Use a scale for best results: Bread dough is very sensitive to flour measurement. If possible, weigh the flour (510g) instead of measuring by cups to prevent dense rolls.
The dough should be slightly tacky: After kneading, the dough should feel soft and slightly sticky to the touch but still pull away from the sides of the bowl (not the bottom). Avoid adding extra flour unless the dough is extremely wet.
Add the butter slowly during kneading: The butter is kneaded into the dough after the gluten develops. This technique coats the gluten strands and creates the delicate, pull-apart layers in the finished rolls.
Mini rolls should look slightly underproofed before baking: Because mini rolls are small, they expand quickly in the oven. If they fully double before baking, they may collapse or bake up dense.
Pour the warm cream between the rolls
Pour the cream around and between the rolls, not directly on top. The cream melts into the dough while baking and creates an ultra-soft interior texture.

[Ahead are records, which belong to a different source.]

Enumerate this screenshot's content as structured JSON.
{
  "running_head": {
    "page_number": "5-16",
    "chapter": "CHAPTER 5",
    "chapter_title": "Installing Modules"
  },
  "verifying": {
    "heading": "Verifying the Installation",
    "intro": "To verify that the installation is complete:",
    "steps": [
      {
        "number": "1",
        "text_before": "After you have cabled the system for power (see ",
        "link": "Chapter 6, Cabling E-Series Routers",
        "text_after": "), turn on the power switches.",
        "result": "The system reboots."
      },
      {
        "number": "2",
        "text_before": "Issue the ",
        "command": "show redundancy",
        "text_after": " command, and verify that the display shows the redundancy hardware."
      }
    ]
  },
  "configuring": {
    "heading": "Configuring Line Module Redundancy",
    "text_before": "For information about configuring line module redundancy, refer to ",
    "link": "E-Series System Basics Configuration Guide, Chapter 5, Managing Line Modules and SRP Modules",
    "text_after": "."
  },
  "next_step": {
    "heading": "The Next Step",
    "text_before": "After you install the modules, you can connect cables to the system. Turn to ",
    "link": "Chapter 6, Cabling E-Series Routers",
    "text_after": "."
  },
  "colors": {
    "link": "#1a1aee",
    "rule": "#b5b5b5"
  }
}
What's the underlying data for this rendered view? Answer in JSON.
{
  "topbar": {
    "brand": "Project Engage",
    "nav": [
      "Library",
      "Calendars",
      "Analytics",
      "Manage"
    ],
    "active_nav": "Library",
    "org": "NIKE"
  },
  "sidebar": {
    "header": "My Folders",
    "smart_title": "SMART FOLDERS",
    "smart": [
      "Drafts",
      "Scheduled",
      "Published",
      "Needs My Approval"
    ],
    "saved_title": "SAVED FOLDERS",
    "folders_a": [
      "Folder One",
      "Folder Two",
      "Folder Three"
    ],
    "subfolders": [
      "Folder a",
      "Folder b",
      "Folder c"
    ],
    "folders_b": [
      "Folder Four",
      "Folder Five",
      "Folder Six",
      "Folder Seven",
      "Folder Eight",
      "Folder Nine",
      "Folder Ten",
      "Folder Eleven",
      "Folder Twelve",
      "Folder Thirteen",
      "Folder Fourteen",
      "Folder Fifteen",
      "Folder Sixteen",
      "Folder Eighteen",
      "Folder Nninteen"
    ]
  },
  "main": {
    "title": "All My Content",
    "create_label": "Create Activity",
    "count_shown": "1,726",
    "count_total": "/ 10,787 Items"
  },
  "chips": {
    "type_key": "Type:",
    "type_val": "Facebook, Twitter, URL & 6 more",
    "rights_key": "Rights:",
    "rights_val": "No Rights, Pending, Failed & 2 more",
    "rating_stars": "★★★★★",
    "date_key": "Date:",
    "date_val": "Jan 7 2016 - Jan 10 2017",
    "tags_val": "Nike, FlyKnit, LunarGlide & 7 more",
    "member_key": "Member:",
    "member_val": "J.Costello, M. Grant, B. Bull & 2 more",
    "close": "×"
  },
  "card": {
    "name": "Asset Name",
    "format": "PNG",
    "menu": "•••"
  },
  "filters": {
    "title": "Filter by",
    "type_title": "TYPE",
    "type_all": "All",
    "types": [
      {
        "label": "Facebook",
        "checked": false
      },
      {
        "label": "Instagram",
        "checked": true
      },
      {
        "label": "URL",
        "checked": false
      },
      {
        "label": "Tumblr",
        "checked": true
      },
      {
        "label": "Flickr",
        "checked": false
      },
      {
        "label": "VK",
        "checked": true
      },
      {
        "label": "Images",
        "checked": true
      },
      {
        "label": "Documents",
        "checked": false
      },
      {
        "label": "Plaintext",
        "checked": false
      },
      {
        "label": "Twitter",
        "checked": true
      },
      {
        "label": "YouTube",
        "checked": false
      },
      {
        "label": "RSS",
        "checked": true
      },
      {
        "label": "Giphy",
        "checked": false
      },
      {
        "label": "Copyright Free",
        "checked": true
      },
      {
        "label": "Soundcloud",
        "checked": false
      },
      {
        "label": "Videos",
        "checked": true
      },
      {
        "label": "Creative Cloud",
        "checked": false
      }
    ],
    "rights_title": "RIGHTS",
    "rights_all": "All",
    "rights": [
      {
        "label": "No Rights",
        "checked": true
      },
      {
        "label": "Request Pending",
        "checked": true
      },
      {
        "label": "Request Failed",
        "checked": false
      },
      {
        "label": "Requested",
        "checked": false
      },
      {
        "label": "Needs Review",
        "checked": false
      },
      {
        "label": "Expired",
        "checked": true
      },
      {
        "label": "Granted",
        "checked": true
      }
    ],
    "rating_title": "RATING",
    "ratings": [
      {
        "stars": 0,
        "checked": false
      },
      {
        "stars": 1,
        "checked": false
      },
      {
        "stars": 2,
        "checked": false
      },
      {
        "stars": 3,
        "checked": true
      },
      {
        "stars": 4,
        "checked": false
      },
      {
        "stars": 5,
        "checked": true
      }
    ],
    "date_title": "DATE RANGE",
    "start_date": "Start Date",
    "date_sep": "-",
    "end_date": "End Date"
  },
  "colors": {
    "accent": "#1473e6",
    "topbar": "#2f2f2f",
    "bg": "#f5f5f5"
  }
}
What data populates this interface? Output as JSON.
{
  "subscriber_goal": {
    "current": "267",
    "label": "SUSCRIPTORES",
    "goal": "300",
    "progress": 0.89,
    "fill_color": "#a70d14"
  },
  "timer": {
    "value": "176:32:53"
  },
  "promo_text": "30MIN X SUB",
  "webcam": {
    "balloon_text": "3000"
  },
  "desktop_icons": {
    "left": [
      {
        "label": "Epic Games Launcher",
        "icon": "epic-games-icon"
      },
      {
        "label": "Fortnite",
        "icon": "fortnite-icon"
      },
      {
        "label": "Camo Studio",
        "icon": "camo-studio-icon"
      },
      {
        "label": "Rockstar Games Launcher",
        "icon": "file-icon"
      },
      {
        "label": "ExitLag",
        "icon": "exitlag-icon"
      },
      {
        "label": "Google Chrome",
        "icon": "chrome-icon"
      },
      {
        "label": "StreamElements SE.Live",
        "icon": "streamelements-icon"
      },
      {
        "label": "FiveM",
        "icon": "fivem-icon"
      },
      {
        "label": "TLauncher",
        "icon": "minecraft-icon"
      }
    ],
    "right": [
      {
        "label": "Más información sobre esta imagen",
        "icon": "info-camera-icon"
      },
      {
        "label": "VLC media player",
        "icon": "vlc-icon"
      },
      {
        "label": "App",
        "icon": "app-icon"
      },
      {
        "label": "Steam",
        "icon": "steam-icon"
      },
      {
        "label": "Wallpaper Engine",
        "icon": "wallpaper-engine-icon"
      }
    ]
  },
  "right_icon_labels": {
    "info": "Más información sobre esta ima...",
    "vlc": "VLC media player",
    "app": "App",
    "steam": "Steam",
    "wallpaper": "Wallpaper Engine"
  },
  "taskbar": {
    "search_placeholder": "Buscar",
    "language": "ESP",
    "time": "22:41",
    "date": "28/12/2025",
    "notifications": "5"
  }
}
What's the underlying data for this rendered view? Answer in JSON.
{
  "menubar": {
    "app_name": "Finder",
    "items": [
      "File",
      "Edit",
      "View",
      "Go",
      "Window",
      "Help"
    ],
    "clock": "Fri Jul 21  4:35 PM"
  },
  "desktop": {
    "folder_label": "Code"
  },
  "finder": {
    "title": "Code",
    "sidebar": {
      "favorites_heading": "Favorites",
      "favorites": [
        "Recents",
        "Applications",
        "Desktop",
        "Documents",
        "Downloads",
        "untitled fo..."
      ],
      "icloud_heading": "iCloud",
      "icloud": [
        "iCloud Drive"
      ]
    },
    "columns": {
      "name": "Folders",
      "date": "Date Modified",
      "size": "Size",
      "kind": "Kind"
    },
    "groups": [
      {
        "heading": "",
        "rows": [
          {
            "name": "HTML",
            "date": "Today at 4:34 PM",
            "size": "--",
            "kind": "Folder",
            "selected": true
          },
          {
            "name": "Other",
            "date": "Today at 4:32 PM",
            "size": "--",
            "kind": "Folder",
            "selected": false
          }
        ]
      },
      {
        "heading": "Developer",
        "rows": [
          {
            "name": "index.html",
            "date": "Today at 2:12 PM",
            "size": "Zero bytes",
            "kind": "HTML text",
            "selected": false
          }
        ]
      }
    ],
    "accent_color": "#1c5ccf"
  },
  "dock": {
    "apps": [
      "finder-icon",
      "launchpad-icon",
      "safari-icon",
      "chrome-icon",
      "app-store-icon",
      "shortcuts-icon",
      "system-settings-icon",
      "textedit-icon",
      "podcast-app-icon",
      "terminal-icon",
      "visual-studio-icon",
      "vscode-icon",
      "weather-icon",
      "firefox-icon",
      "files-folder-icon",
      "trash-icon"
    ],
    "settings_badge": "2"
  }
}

Bake until the centers reach 185–190°F: The rolls should be lightly golden on top and fully cooked in the center. An instant-read thermometer helps prevent underbaking.
For overnight cinnamon rolls: Assemble the rolls, cover tightly, and refrigerate overnight (instead of the second rise). Let them sit at room temperature for 45–60 minutes before baking.
Storage: Store covered at room temperature for up to 2 days or refrigerate for up to 5 days. Warm individual rolls in the microwave for 15–20 seconds before serving.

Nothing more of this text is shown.